Department of Public Health, College of Medicine and Health Sciences, Arba Minch University, Arba Minch, Ethiopia.
J Multidiscip Healthc. 2021 Jan 18;14:137-144. doi: 10.2147/JMDH.S288239. eCollection 2021.
Onchocerciasis is the second leading cause of blindness globally next to trachoma, thus eliminating the infection is an important health priority. It is estimated that 15.7 million people are at risk of infection in different parts of Ethiopia. Mass drug administration with ivermectin at community and school level is the basis for control and elimination of onchocerciasis. This study was aimed at validating onchocerciasis treatment coverage in the selected districts of Ethiopia.

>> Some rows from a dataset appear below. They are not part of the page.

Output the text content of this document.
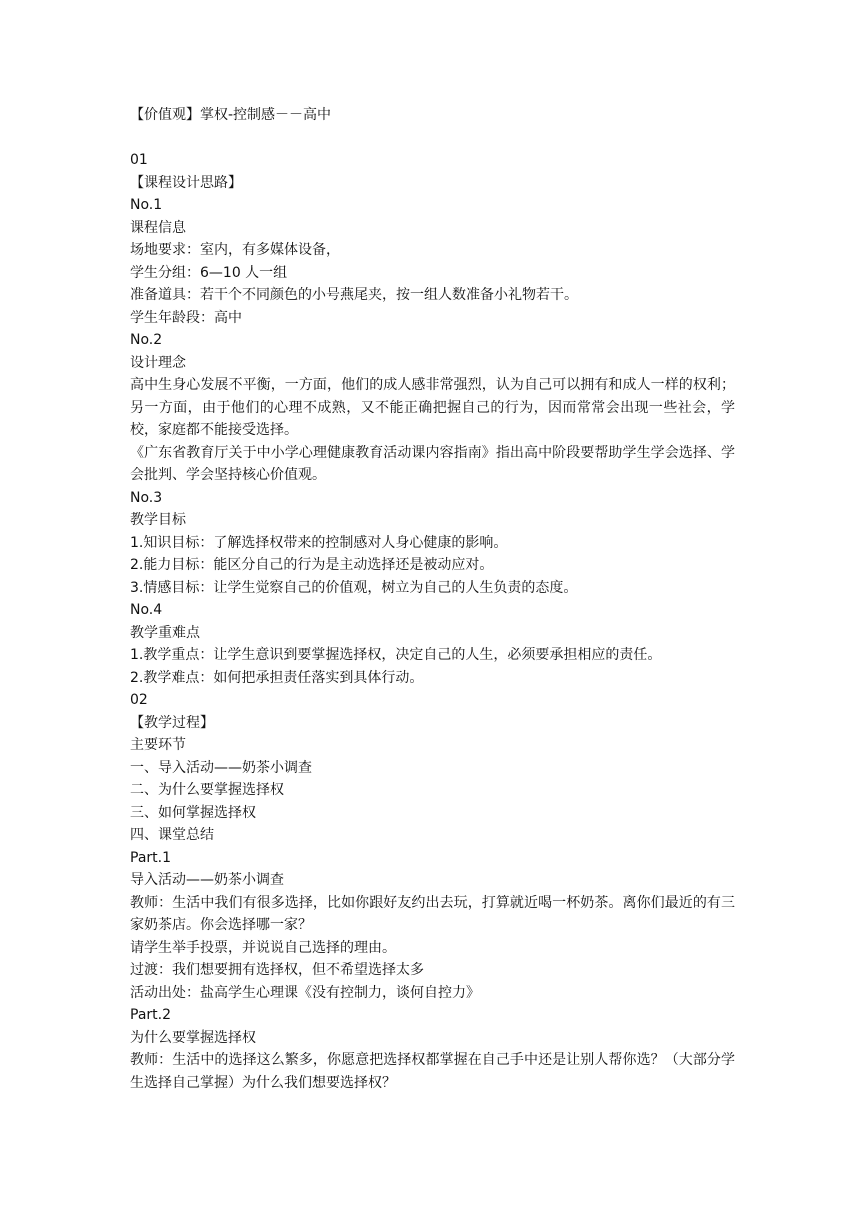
【价值观】掌权-控制感－－高中
01
【课程设计思路】
No.1
课程信息
场地要求：室内，有多媒体设备，
学生分组：6—10 人一组
准备道具：若干个不同颜色的小号燕尾夹，按一组人数准备小礼物若干。
学生年龄段：高中
No.2
设计理念
高中生身心发展不平衡，一方面，他们的成人感非常强烈，认为自己可以拥有和成人一样的权利；另一方面，由于他们的心理不成熟，又不能正确把握自己的行为，因而常常会出现一些社会，学校，家庭都不能接受选择。
《广东省教育厅关于中小学心理健康教育活动课内容指南》指出高中阶段要帮助学生学会选择、学会批判、学会坚持核心价值观。
No.3
教学目标
1.知识目标：了解选择权带来的控制感对人身心健康的影响。
2.能力目标：能区分自己的行为是主动选择还是被动应对。
3.情感目标：让学生觉察自己的价值观，树立为自己的人生负责的态度。
No.4
教学重难点
1.教学重点：让学生意识到要掌握选择权，决定自己的人生，必须要承担相应的责任。
2.教学难点：如何把承担责任落实到具体行动。
02
【教学过程】
主要环节
一、导入活动——奶茶小调查
二、为什么要掌握选择权
三、如何掌握选择权
四、课堂总结
Part.1
导入活动——奶茶小调查
教师：生活中我们有很多选择，比如你跟好友约出去玩，打算就近喝一杯奶茶。离你们最近的有三家奶茶店。你会选择哪一家？
请学生举手投票，并说说自己选择的理由。
过渡：我们想要拥有选择权，但不希望选择太多
活动出处：盐高学生心理课《没有控制力，谈何自控力》
Part.2
为什么要掌握选择权
教师：生活中的选择这么繁多，你愿意把选择权都掌握在自己手中还是让别人帮你选？（大部分学生选择自己掌握）为什么我们想要选择权？
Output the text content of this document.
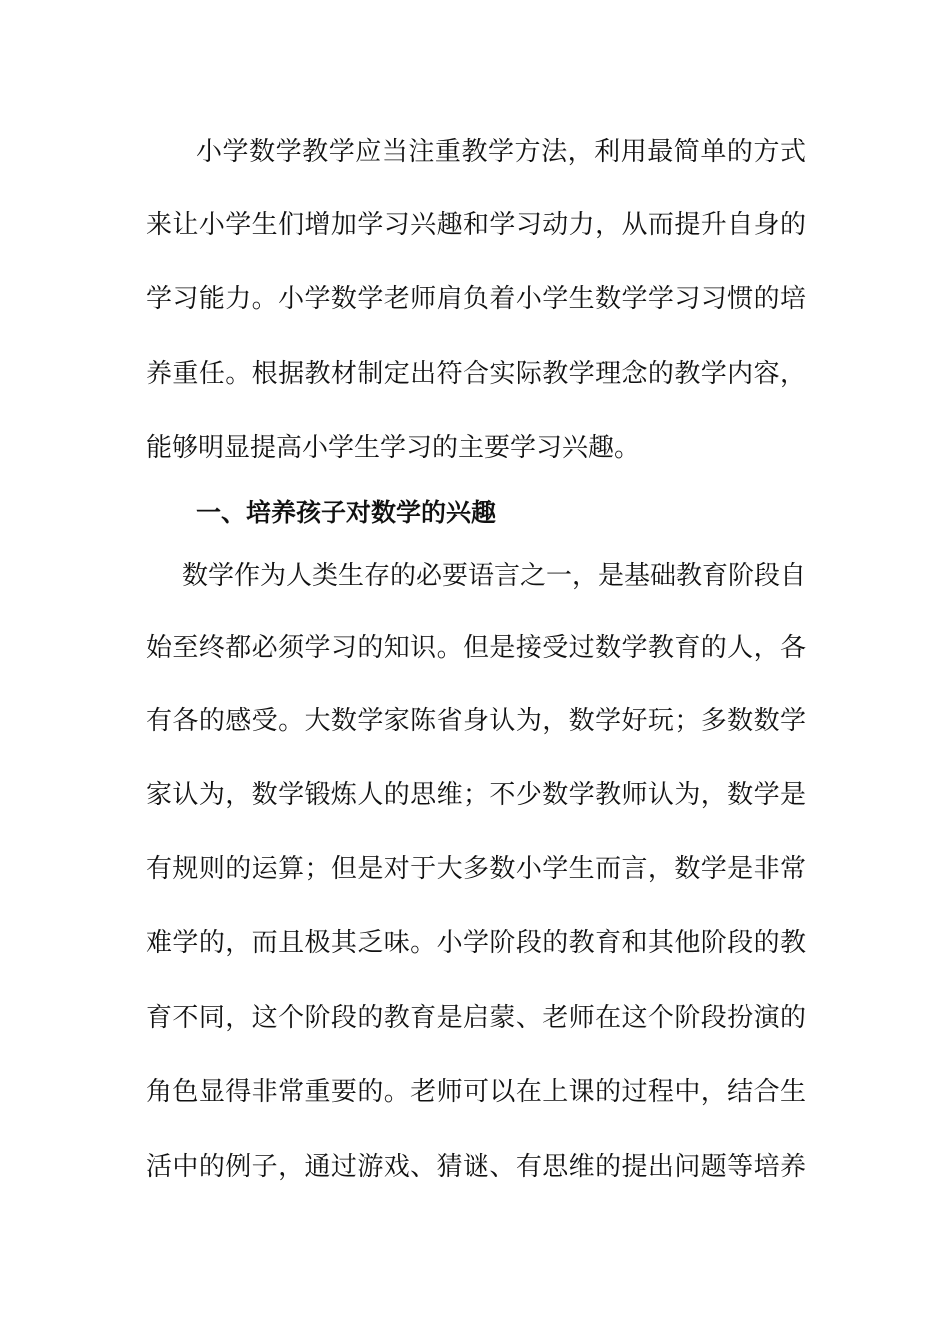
小学数学教学应当注重教学方法，利用最简单的方式
来让小学生们增加学习兴趣和学习动力，从而提升自身的
学习能力。小学数学老师肩负着小学生数学学习习惯的培
养重任。根据教材制定出符合实际教学理念的教学内容，
能够明显提高小学生学习的主要学习兴趣。
一、培养孩子对数学的兴趣
数学作为人类生存的必要语言之一，是基础教育阶段自
始至终都必须学习的知识。但是接受过数学教育的人，各
有各的感受。大数学家陈省身认为，数学好玩；多数数学
家认为，数学锻炼人的思维；不少数学教师认为，数学是
有规则的运算；但是对于大多数小学生而言，数学是非常
难学的，而且极其乏味。小学阶段的教育和其他阶段的教
育不同，这个阶段的教育是启蒙、老师在这个阶段扮演的
角色显得非常重要的。老师可以在上课的过程中，结合生
活中的例子，通过游戏、猜谜、有思维的提出问题等培养
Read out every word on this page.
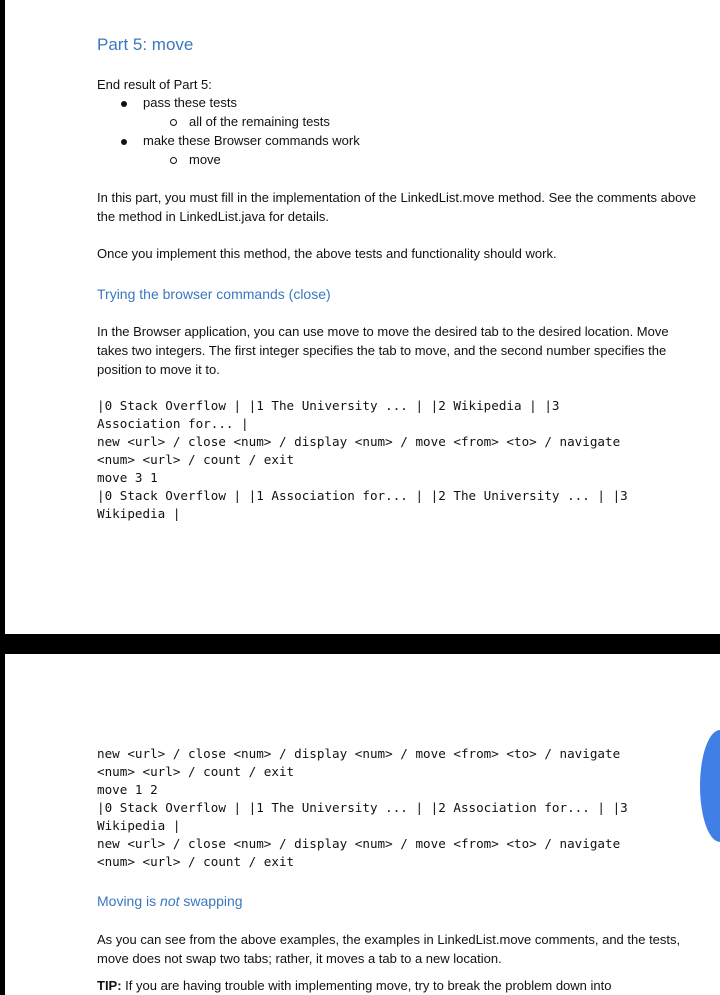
Part 5: move
End result of Part 5:
pass these tests
all of the remaining tests
make these Browser commands work
move
In this part, you must fill in the implementation of the LinkedList.move method. See the comments above the method in LinkedList.java for details.
Once you implement this method, the above tests and functionality should work.
Trying the browser commands (close)
In the Browser application, you can use move to move the desired tab to the desired location. Move takes two integers. The first integer specifies the tab to move, and the second number specifies the position to move it to.
|0 Stack Overflow | |1 The University ... | |2 Wikipedia | |3
Association for... |
new <url> / close <num> / display <num> / move <from> <to> / navigate
<num> <url> / count / exit
move 3 1
|0 Stack Overflow | |1 Association for... | |2 The University ... | |3
Wikipedia |
new <url> / close <num> / display <num> / move <from> <to> / navigate
<num> <url> / count / exit
move 1 2
|0 Stack Overflow | |1 The University ... | |2 Association for... | |3
Wikipedia |
new <url> / close <num> / display <num> / move <from> <to> / navigate
<num> <url> / count / exit
Moving is not swapping
As you can see from the above examples, the examples in LinkedList.move comments, and the tests, move does not swap two tabs; rather, it moves a tab to a new location.
TIP: If you are having trouble with implementing move, try to break the problem down into
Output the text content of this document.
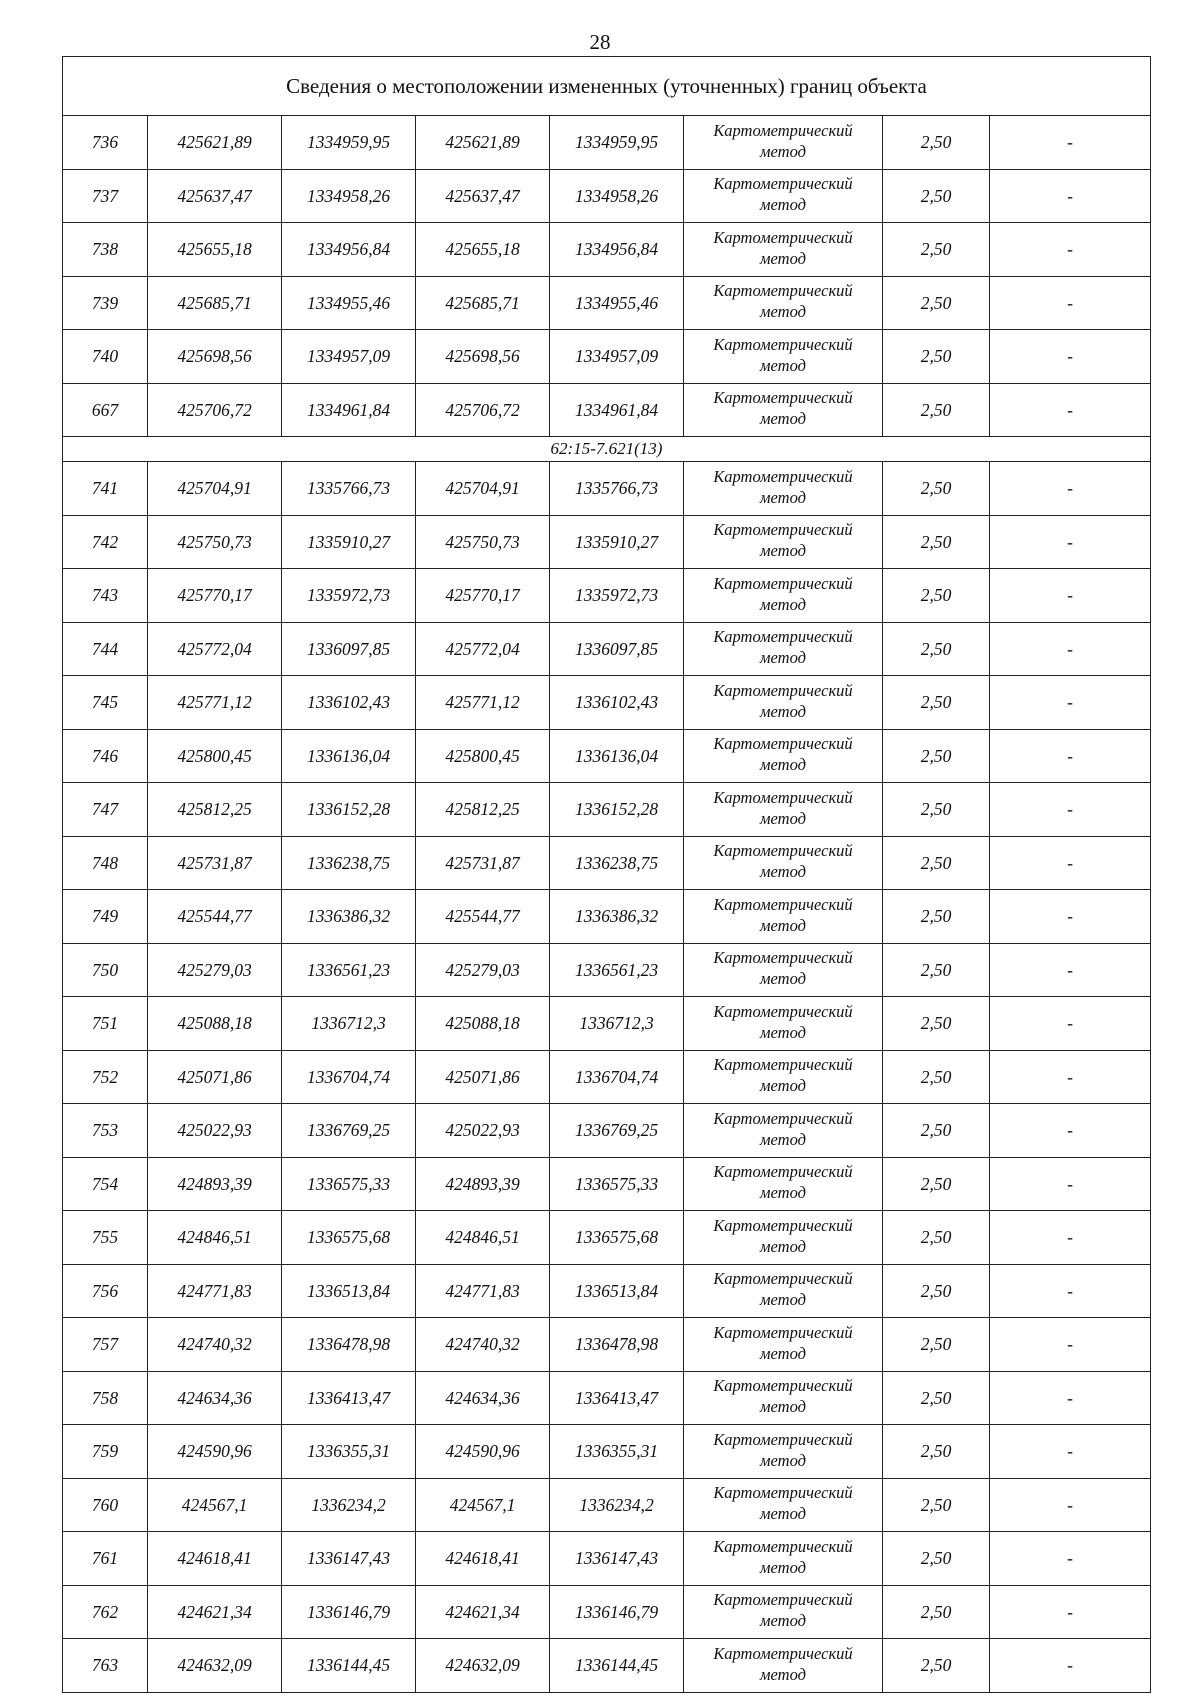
28
Сведения о местоположении измененных (уточненных) границ объекта							
736	425621,89	1334959,95	425621,89	1334959,95	Картометрический
метод	2,50	-
737	425637,47	1334958,26	425637,47	1334958,26	Картометрический
метод	2,50	-
738	425655,18	1334956,84	425655,18	1334956,84	Картометрический
метод	2,50	-
739	425685,71	1334955,46	425685,71	1334955,46	Картометрический
метод	2,50	-
740	425698,56	1334957,09	425698,56	1334957,09	Картометрический
метод	2,50	-
667	425706,72	1334961,84	425706,72	1334961,84	Картометрический
метод	2,50	-
62:15-7.621(13)							
741	425704,91	1335766,73	425704,91	1335766,73	Картометрический
метод	2,50	-
742	425750,73	1335910,27	425750,73	1335910,27	Картометрический
метод	2,50	-
743	425770,17	1335972,73	425770,17	1335972,73	Картометрический
метод	2,50	-
744	425772,04	1336097,85	425772,04	1336097,85	Картометрический
метод	2,50	-
745	425771,12	1336102,43	425771,12	1336102,43	Картометрический
метод	2,50	-
746	425800,45	1336136,04	425800,45	1336136,04	Картометрический
метод	2,50	-
747	425812,25	1336152,28	425812,25	1336152,28	Картометрический
метод	2,50	-
748	425731,87	1336238,75	425731,87	1336238,75	Картометрический
метод	2,50	-
749	425544,77	1336386,32	425544,77	1336386,32	Картометрический
метод	2,50	-
750	425279,03	1336561,23	425279,03	1336561,23	Картометрический
метод	2,50	-
751	425088,18	1336712,3	425088,18	1336712,3	Картометрический
метод	2,50	-
752	425071,86	1336704,74	425071,86	1336704,74	Картометрический
метод	2,50	-
753	425022,93	1336769,25	425022,93	1336769,25	Картометрический
метод	2,50	-
754	424893,39	1336575,33	424893,39	1336575,33	Картометрический
метод	2,50	-
755	424846,51	1336575,68	424846,51	1336575,68	Картометрический
метод	2,50	-
756	424771,83	1336513,84	424771,83	1336513,84	Картометрический
метод	2,50	-
757	424740,32	1336478,98	424740,32	1336478,98	Картометрический
метод	2,50	-
758	424634,36	1336413,47	424634,36	1336413,47	Картометрический
метод	2,50	-
759	424590,96	1336355,31	424590,96	1336355,31	Картометрический
метод	2,50	-
760	424567,1	1336234,2	424567,1	1336234,2	Картометрический
метод	2,50	-
761	424618,41	1336147,43	424618,41	1336147,43	Картометрический
метод	2,50	-
762	424621,34	1336146,79	424621,34	1336146,79	Картометрический
метод	2,50	-
763	424632,09	1336144,45	424632,09	1336144,45	Картометрический
метод	2,50	-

A community-based cross-sectional study was employed in Itang special and Wombera districts of Ethiopia, from April 1 to 30, 2019 G.C. We used a coverage validation survey builder tool to compute sample size. Individuals aged five years old and above were eligible population. Data were entered into Microsoft Excel and exported to STATA 14 for cleaning and analyses. A chi-square test was used to note statistical association of the outcome variables with independent variables.
A total of 3765 individuals were interviewed. Of these, 3244 were offered onchocerciasis treatment. The overall treatment coverage of onchocerciasis in the two selected districts of Ethiopia was 85.9% of the eligible population (3235/3765) (95% CI, 84.8%, 87%). There was significant difference between the two districts in terms of ivermectin offering (X=70.467, <0.001). School attendance was also significantly associated with treatment offering and swallowing status (X=77.29, <0.001; and X=30.581, <0.001). The main reported reasons for not being offered ivermectin were "being absent" (40.86%) and "not knowing about the mass drug administration" (MDA) (25.29%).
In conclusion, the treatment coverage of onchocerciasis in this survey was higher than minimum national desired therapeutic coverage. Treatment coverage in Wombera was higher than Itang special district. In addition, children who attended school had a higher chance of swallowing the drug.
盘尾丝虫病是全球仅次于沙眼的第二大致盲原因,因此消除该感染是一项重要的卫生优先事项。据估计,埃塞俄比亚不同地区有1570万人面临感染风险。在社区和学校层面进行伊维菌素群体给药是控制和消除盘尾丝虫病的基础。本研究旨在验证埃塞俄比亚选定地区的盘尾丝虫病治疗覆盖率。
2019年4月1日至30日,在埃塞俄比亚的伊唐特区和翁贝拉区开展了一项基于社区的横断面研究。我们使用覆盖验证调查生成工具来计算样本量。五岁及以上的个体为符合条件的人群。数据录入Microsoft Excel并导出到STATA 14进行清理和分析。使用卡方检验来记录结果变量与自变量之间的统计关联。
共采访了3765人。其中,3244人接受了盘尾丝虫病治疗。埃塞俄比亚这两个选定地区盘尾丝虫病的总体治疗覆盖率为符合条件人群的85.9%(3235/3765)(95%置信区间,84.8%,87%)。在伊维菌素给药方面,两个地区存在显著差异(X=70.467,<0.001)。上学情况也与给药和吞咽情况显著相关(X=77.29,<0.001;X=30.581,<0.001)。未接受伊维菌素治疗的主要报告原因是“缺席”(40.86%)和“不知道群体给药”(25.29%)。
总之,本次调查中盘尾丝虫病的治疗覆盖率高于国家期望的最低治疗覆盖率。翁贝拉区的治疗覆盖率高于伊唐特区。此外,上学的儿童吞咽药物的几率更高。